Author Editorial
Publication: The Pioneer
Date: April 27, 2007
Don't move forces out of orchards in J&K
Alarm bells are clanging all over the security
establishment over the UPA Government's reported move to relocate troops in
Jammu & Kashmir by getting them to vacate orchards and premises, many
of which belong to Pandits who have been forced out of the Valley by terrorists.
The move is part pandering to the demand of the PDP and part demonstration
of the present regime's inability to stand up to threats and political blackmail.
The Army has made it clear in no uncertain terms that any move to vacate its
present encampments would be tantamount to diluting its readiness to meet
any eventuality. With the onset of summer, the snow is melting and terrorists
are just about beginning their long trek across the border and Line of Control
to enter India. If the orchards and premises currently occupied by the security
forces are vacated now, it would amount to giving the terrorists free space.

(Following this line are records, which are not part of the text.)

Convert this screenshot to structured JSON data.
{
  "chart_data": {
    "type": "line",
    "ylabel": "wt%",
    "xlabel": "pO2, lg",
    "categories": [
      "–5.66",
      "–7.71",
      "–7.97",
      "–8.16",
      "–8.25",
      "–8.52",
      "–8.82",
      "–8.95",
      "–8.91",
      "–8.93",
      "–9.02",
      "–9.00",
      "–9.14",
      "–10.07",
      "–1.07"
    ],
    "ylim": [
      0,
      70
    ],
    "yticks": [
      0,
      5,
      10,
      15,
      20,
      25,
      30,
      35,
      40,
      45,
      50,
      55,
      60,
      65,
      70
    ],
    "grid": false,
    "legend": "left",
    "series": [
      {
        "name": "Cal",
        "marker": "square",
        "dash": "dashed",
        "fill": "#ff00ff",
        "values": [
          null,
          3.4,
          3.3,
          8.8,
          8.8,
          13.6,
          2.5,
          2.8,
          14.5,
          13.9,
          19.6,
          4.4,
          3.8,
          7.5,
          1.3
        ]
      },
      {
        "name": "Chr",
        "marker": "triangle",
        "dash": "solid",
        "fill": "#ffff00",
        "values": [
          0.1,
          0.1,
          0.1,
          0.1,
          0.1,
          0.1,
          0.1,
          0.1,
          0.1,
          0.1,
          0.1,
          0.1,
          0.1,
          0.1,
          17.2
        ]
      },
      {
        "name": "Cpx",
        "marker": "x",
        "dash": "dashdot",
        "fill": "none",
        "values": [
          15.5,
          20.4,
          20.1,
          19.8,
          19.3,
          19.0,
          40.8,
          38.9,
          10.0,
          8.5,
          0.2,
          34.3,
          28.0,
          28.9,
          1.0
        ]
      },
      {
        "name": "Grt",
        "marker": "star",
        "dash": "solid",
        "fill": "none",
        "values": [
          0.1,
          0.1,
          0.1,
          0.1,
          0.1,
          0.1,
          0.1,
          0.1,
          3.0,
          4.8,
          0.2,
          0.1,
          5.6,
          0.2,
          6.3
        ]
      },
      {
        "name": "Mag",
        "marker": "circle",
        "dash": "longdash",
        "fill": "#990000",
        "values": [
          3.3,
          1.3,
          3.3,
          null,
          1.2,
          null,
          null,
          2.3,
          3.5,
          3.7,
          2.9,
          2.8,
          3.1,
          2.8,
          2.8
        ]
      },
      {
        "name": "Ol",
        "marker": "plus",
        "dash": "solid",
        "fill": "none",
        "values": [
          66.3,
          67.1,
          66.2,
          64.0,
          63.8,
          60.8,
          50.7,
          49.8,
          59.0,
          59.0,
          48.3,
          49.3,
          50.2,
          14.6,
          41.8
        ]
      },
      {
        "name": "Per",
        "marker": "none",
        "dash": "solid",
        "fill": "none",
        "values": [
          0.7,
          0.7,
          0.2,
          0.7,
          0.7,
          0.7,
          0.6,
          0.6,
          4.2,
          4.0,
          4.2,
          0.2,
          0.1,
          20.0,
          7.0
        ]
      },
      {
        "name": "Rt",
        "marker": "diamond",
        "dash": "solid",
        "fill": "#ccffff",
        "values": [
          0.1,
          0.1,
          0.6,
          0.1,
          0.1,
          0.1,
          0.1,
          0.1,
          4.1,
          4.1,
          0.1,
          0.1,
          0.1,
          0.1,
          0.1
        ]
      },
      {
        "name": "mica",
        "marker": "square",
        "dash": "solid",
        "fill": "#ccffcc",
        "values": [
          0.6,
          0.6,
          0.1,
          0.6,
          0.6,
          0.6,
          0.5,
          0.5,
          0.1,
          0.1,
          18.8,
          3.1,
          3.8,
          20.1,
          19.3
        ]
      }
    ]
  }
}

Besides, the injustice that would be meted out to those Pandits who happen
to be the owners of many of these properties is incalculable. Driven out of
their homesteads after the most barbarous crimes were committed on them in
the early-1990s, at least four lakh members of India's most neglected community
today live in appalling conditions in refugee camps. The fact that the Army
and paramilitary forces, and not their former neighbours many of whom became
their tormentors in collusion with the Islamists, are currently occupying
their abandoned properties has been small comfort for the hapless Pandits.
If they were to lose their properties all over again, this time for good,
it would kill their dream of being able to return to their ancestral land
one day. That possibility cannot be ruled out; for evidence, look at mansions
with burnt façades in downtown Srinagar now inhabited by illegal owners.
If the Union Government were to persist with its plan to move security forces
out of their present encampments, apart from seriously endangering peace,
it would also signal that the Pandits are now, for all practical purposes,
banished forever from the Valley. The first indication of the Government's
thinking was provided by Prime Minister Manmohan Singh when in October 2004
he declared his decision to move the Pandits living in refugee camps in Jammu
to one-room shanties instead of facilitating their return to their own homes.